In a rare moment of Bingley seriousness, he acts more honorably when he tells Will this is the first time he has seen his cousin “more concerned with a woman’s reputation than with [Will’s] . . . ambition to seek revenge on the system” (87). That is interesting. Jane, too, is doing some changed talking. (Since the two of them need to get together, too, this parallel works well.) Both of them have kind intentions and a much more responsible side by the end of the story than I had sensed at the beginning, Jane always bringing over good food and babysitting, Bingley really trying to free Darcy for love.

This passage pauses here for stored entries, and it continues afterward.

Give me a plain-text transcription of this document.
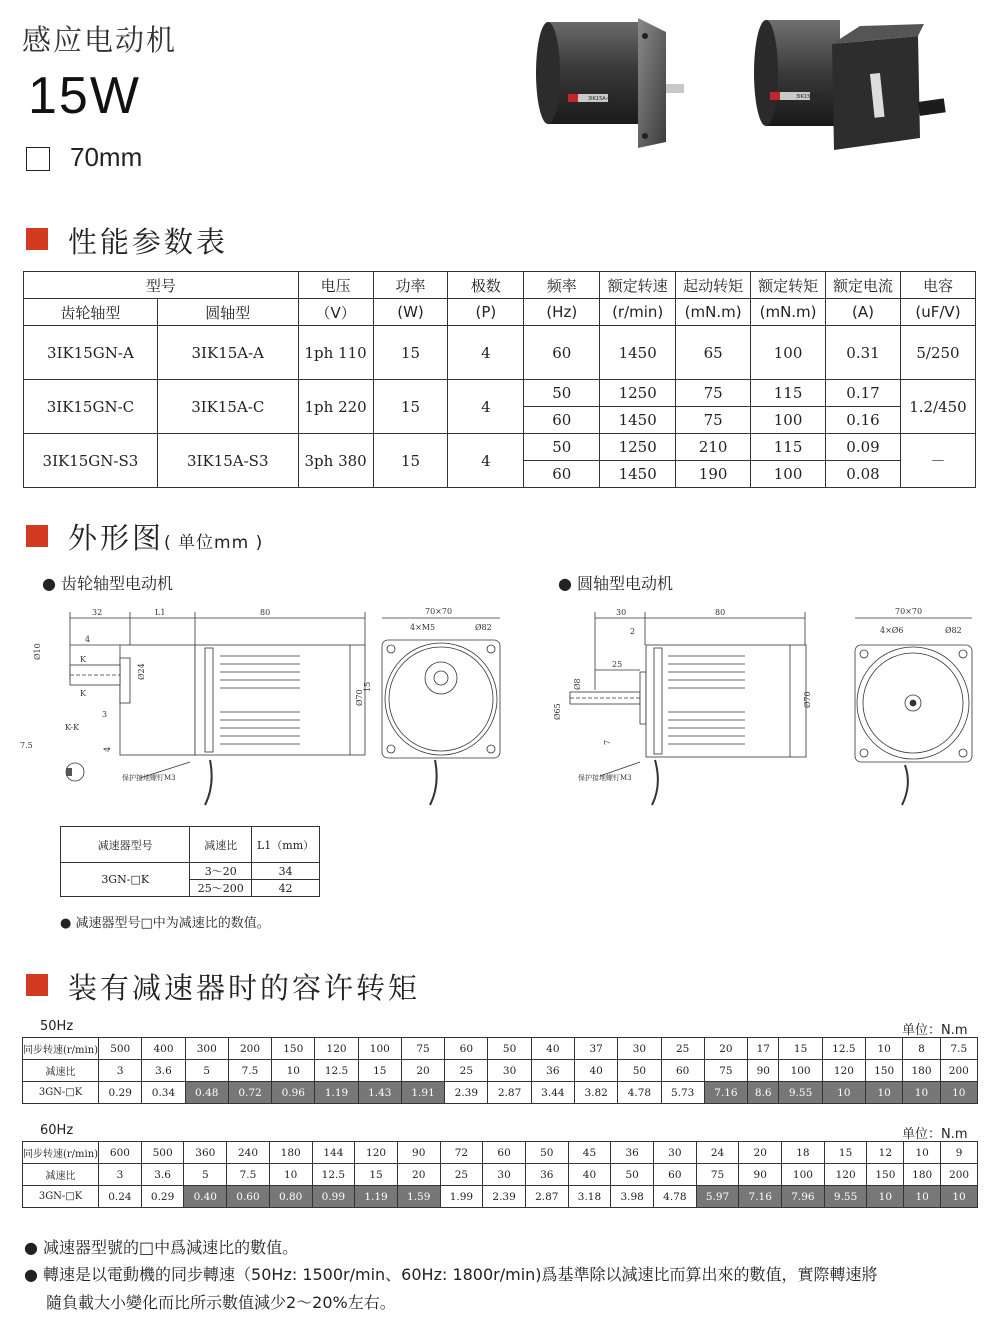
感应电动机
15W
70mm
3IK15A-C	3IK15GN-C
性能参数表
型号		电压	功率	极数	频率	额定转速	起动转矩	额定转矩	额定电流	电容
齿轮轴型	圆轴型	（V）	(W)	(P)	(Hz)	(r/min)	(mN.m)	(mN.m)	(A)	(uF/V)
3IK15GN-A	3IK15A-A	1ph 110	15	4	60	1450	65	100	0.31	5/250
3IK15GN-C	3IK15A-C	1ph 220	15	4	50	1250	75	115	0.17	1.2/450
					60	1450	75	100	0.16	
3IK15GN-S3	3IK15A-S3	3ph 380	15	4	50	1250	210	115	0.09	－
					60	1450	190	100	0.08	
外形图( 单位mm )
● 齿轮轴型电动机	● 圆轴型电动机
32	L1	80
4
K
K
Ø24
3
Ø10
Ø70
保护接地螺钉M3
K-K
7.5	4
70×70
4×M5	Ø82
15
30	80
2
25
Ø8
Ø65
7
Ø70
保护接地螺钉M3
70×70
4×Ø6	Ø82
减速器型号	减速比	L1（mm）
3GN-□K	3～20	34
	25～200	42
● 减速器型号□中为减速比的数值。
装有减速器时的容许转矩
50Hz	单位：N.m
同步转速(r/min)	500	400	300	200	150	120	100	75	60	50	40	37	30	25	20	17	15	12.5	10	8	7.5
减速比	3	3.6	5	7.5	10	12.5	15	20	25	30	36	40	50	60	75	90	100	120	150	180	200
3GN-□K	0.29	0.34	0.48	0.72	0.96	1.19	1.43	1.91	2.39	2.87	3.44	3.82	4.78	5.73	7.16	8.6	9.55	10	10	10	10
60Hz	单位：N.m
同步转速(r/min)	600	500	360	240	180	144	120	90	72	60	50	45	36	30	24	20	18	15	12	10	9
减速比	3	3.6	5	7.5	10	12.5	15	20	25	30	36	40	50	60	75	90	100	120	150	180	200
3GN-□K	0.24	0.29	0.40	0.60	0.80	0.99	1.19	1.59	1.99	2.39	2.87	3.18	3.98	4.78	5.97	7.16	7.96	9.55	10	10	10
● 减速器型號的□中爲減速比的數值。
● 轉速是以電動機的同步轉速（50Hz: 1500r/min、60Hz: 1800r/min)爲基準除以減速比而算出來的數值，實際轉速將
隨負載大小變化而比所示數值減少2～20%左右。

Then the moment we were waiting to happen happens, and Beth thinks everything has fallen apart; we, by contrast, think it’s going to get worse if she submits her paper on the experience, a paper in which she doesn’t quite lie but certainly doesn’t tell the truth. Both hero and heroine are forced to confront some unpleasant perceptions by people close to them at work about their own attitudes.
Nice little parallel to P and P: after their big “fight,” Beth goes to the Koffee Haus, hoping “she might run into Will Darcy there” but also hoping “she wouldn’t,” the same ambivalence Elizabeth Bennet feels at Pemberley when Georgiana is hosting the ladies (123).